When neuroscientist Frank Sharp looks at a classroom of elementary-school students he sees the signs of Tourette Syndrome. Kids fidget, they squirm, they tic.
“One in 10 kids have tics in childhood,” Sharp said.
Most fidgety kids get over their tics. They stop drumming their hands on their desks or clicking their tongues.
My brother, John, had a tic that made him roll his eyes up whenever he blinked.
“It was stress related, I think,” John said.
My brother stopped his weird blinking thing around age 10.
But of those kids with tics, one in 100 develop Tourette Syndrome. People with Tourettes are plagued with involuntary verbal and physical tics. It’s a neurological disease that brings physical risks and public embarrassment.
Sharp, a professor of neurology, neuroscience and genetics at UC Davis, wants to stop Tourettes. He studies how the disease interacts with genetics and the immune system.
For Sharp, the science is personal.
Studying Tourettes was never Sharp’s plan. He graduated from UC Davis in 1968 with a degree in engineering. He went on to get his M.D., but he didn’t focus on Tourettes.
Then Sharp had a daughter. As she grew up, Sharp’s priorities changed – his daughter had tics that wouldn’t go away.
Tourettes is frightening for several reasons:
First, the disease is heritable, but it’s not dominant or recessive. Unlike genes for brown eyes or blue eyes, Tourettes will lie dormant for generations then pop up for no reason.
Second, though Tourettes runs in families, it’s invisible in a person’s DNA. Sharp said some people with Tourettes have genetic markers that predict the disease, but not all people with the markers get the disease. There are also plenty of people without genetic markers who still have Tourettes.
Sharp’s research into Tourettes is exciting because he’s looking into a new field called epigenetics. Epigenetics combines how the behavior of genes is affected by a person’s environment.
Epigenetics is tricky to understand. DNA is law. Right?
A great example of epigenetics comes from the book Origins, by journalist Annie Murphy Paul. Paul describes a 2003 experiment at Duke University. Researchers took two groups of agouti mice – a strain of mice with a tendency to get diabetes and cancer. They fed one group of mice a regular diet, but the other group got a diet rich in certain nutrients.
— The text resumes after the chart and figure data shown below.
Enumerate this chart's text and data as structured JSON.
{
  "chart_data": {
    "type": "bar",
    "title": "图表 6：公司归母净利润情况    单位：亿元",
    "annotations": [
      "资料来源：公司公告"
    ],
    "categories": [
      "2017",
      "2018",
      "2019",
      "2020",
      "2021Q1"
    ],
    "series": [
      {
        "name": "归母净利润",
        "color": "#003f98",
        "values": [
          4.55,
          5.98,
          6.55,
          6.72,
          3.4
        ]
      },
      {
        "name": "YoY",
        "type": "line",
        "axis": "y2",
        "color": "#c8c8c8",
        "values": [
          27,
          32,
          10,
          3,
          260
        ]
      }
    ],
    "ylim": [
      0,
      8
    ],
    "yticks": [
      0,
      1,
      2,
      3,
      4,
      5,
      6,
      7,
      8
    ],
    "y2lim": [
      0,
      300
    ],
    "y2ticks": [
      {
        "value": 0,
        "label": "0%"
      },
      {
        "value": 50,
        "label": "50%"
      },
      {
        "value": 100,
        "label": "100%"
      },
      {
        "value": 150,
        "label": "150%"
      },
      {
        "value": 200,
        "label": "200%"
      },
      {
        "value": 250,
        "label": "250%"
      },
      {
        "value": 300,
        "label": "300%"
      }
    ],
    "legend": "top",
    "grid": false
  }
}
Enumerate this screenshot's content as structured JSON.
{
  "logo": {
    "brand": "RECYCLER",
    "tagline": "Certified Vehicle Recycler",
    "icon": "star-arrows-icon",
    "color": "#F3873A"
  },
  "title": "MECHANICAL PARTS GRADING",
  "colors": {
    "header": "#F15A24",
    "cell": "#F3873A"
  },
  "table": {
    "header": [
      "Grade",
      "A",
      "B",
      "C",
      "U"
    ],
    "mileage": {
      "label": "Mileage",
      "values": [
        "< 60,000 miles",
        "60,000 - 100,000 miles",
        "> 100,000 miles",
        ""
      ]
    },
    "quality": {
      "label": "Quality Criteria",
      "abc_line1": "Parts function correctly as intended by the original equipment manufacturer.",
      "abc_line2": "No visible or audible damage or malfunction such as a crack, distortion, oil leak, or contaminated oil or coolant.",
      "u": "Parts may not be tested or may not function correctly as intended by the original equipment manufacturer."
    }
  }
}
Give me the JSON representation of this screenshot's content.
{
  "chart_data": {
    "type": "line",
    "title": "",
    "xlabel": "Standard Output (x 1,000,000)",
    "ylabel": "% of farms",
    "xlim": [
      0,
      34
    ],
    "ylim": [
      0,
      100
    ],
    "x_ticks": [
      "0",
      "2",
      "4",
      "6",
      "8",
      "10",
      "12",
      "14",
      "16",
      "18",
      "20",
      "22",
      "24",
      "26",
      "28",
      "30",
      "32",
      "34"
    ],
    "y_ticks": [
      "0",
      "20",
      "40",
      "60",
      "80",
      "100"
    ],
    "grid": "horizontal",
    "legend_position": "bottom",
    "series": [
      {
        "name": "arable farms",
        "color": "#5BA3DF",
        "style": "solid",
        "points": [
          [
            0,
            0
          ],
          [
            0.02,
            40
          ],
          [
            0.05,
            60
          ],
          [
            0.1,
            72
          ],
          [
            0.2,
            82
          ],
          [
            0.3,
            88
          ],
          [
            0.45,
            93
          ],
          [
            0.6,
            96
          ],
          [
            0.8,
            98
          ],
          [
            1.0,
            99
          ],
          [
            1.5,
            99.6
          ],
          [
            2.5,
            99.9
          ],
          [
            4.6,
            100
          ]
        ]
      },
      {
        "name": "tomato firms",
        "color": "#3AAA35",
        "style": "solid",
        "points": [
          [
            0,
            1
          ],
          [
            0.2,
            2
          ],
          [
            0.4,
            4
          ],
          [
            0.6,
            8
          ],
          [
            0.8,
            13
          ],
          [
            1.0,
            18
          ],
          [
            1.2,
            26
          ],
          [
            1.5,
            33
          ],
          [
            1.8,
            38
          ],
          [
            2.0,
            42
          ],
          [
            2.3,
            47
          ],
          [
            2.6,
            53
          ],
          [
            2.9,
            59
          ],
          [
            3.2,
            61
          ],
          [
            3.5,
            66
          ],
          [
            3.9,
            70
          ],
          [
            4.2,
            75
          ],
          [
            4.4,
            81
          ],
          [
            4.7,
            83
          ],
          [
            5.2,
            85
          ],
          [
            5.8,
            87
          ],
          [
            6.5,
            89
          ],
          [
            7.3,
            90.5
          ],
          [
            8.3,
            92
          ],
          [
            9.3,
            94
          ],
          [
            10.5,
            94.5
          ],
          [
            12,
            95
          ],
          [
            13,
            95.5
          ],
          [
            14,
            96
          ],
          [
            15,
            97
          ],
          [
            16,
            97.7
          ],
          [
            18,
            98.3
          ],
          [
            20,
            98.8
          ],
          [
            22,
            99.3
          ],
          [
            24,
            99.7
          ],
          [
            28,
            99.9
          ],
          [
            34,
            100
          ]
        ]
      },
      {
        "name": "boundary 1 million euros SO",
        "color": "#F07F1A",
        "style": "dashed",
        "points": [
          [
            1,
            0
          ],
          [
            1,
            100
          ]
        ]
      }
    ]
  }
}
At first, there was no change between the test group and the control. The researchers started seeing differences in the third generation of mice. Babies born to mice who had eaten the nutrient-rich diets throughout life were slender and less likely to get diabetes or cancer.
“Their DNA hadn’t changed – they still carried the agouti gene – but their epigenomes had,” writes Murphy Paul. “It was prenatal nutrition that had flipped the switch.”
Epigenetics is also important in cases of heart disease. Heart disease can run in families, but prenatal nutrition also affects health. Higher birth weight means reduced risk of heart disease.
Nature and nurture can work together.
After years of studying Tourettes, Sharp discovered a connection between Tourettes and the way genes copy themselves.
When cells split into new cells, their DNA has to be copied into identical strands. During this process, DNA is spliced into sections. In kids with Tourettes, the splicing step goes wrong. A section of DNA that should code for one protein is split, and the genes produce new proteins.
This splicing problem is heritable, which explains how Tourettes runs in families without actually showing up in genes.
No one’s sure how to stop the splicing errors, but epigenetics is encouraging. The solution could be something like prenatal nutrition, or it could be a lot more complicated. It’ll take a while, but Sharp sees epigenetics as an option for other diseases, like autism and multiple sclerosis.
“I thought the future for autism and Tourettes was dead,” Sharp said. “We have resurrected it.”